Vintage hand drills – sometimes called “eggbeater drills” – are common, useful and easy to fix up using stuff you already own. You can buy hand drills all day long on eBay and never deplete the world’s supply because they were in every homeowner’s toolbox.
When I buy a hand drill, I don’t pay much attention to brand names or model numbers. As long as it’s not some modern plastic piece of junk you’ll be OK. Instead, the following are the hallmarks of the drills I avoid.
1. If the drill has missing teeth on its wheel or drive gear, pass. Immediately.
2. If the chuck is missing a jaw or the jaws don’t retract when you open the chuck, pass. While there are some chucks that were made without spring-loaded jaws, they are fairly annoying in use.
3. If the main handle wobbles, one of two things has happened: Either the iron frame inside the handle has cracked (rendering the drill junk) or the handle is wallered out and you need to turn a new handle (merely annoying).
4. If the iron frame of the drill is cracked or missing pieces, flee away mindlessly. In fact, if the drill is missing any significant bits, such as the crank, you have to buy a second drill to scavenge parts. Keep looking.
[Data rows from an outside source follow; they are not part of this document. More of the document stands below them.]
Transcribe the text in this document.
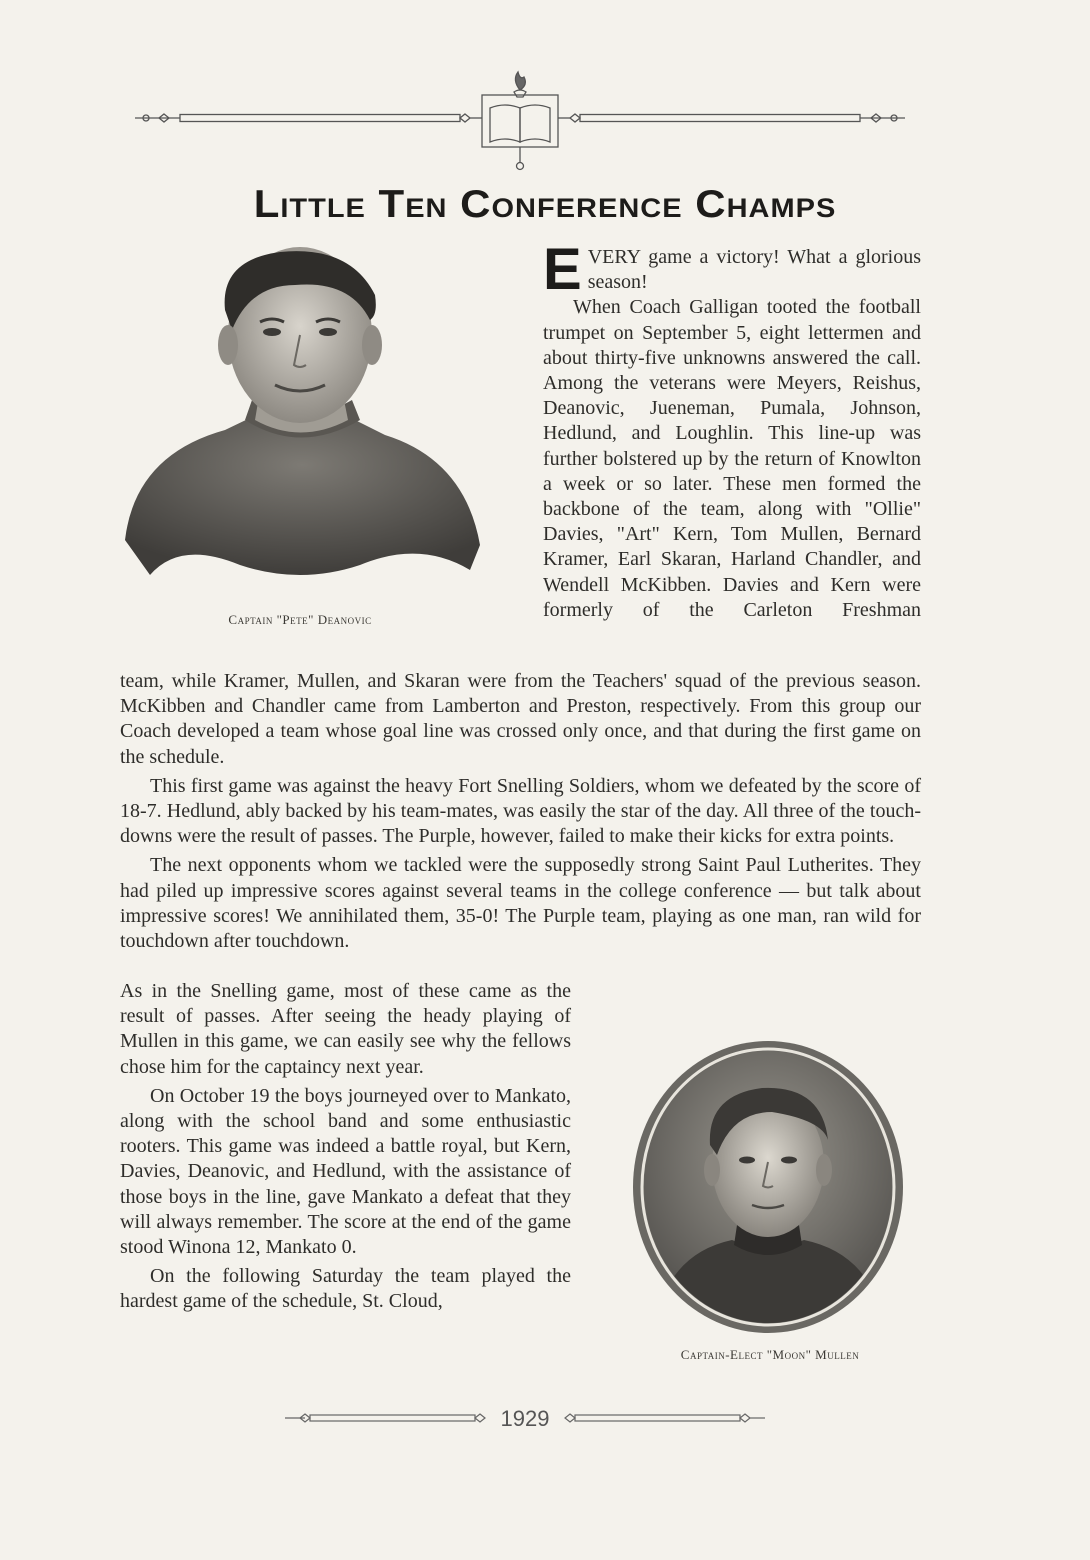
Little Ten Conference Champs
Captain "Pete" Deanovic
Captain-Elect "Moon" Mullen

EVERY game a victory! What a glorious season!

When Coach Galligan tooted the football trumpet on September 5, eight lettermen and about thirty-five unknowns answered the call. Among the veterans were Meyers, Reishus, Deanovic, Jueneman, Pumala, Johnson, Hedlund, and Loughlin. This line-up was further bolstered up by the return of Knowlton a week or so later. These men formed the backbone of the team, along with "Ollie" Davies, "Art" Kern, Tom Mullen, Bernard Kramer, Earl Skaran, Harland Chandler, and Wendell McKibben. Davies and Kern were formerly of the Carleton Freshman

team, while Kramer, Mullen, and Skaran were from the Teachers' squad of the previous season. McKibben and Chandler came from Lamberton and Preston, respectively. From this group our Coach developed a team whose goal line was crossed only once, and that during the first game on the schedule.

This first game was against the heavy Fort Snelling Soldiers, whom we defeated by the score of 18-7. Hedlund, ably backed by his team-mates, was easily the star of the day. All three of the touch-downs were the result of passes. The Purple, however, failed to make their kicks for extra points.

The next opponents whom we tackled were the supposedly strong Saint Paul Lutherites. They had piled up impressive scores against several teams in the college conference — but talk about impressive scores! We annihilated them, 35-0! The Purple team, playing as one man, ran wild for touchdown after touchdown.

As in the Snelling game, most of these came as the result of passes. After seeing the heady playing of Mullen in this game, we can easily see why the fellows chose him for the captaincy next year.

On October 19 the boys journeyed over to Mankato, along with the school band and some enthusiastic rooters. This game was indeed a battle royal, but Kern, Davies, Deanovic, and Hedlund, with the assistance of those boys in the line, gave Mankato a defeat that they will always remember. The score at the end of the game stood Winona 12, Mankato 0.

On the following Saturday the team played the hardest game of the schedule, St. Cloud,

1929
I usually end up paying $20 to $30 for a decent drill on eBay – usually a little less. I fix them up and end up selling them to my students who fall in love with them. So I buy another and fix it up. This morning I fixed up a Goodell-Pratt drill that I bought off eBay for $20.
It looks rough, but all the parts are there.
First order of business: soak the chuck in penetrating oil to loosen it up. Let it drip dry while you turn to the rest of the drill.
Disassemble the frame. Clean out the frame’s oil ports using a pointy nail or the tip of a compass. These get gunked up and actually slow the quill. Then lubricate the quill through the ports with a light machine oil. Remove the gunk between the teeth of the gear of the quill using a toothbrush and some lubricant.
Remove the gunk from the post that the main wheel spins on. I use an abrasive handblock or steel wool. Lubricate the post with oil or a little grease. Re-assemble the frame.
Return your attention to the chuck. Work the spring-loaded jaws of the chuck by pressing the chuck against a nailset or dowel. Add some lubricant and keep working the mechanism until the jaws snap open and shut with ease. Clean off the threads on the quill with your toothbrush. Screw the chuck back on and get to work.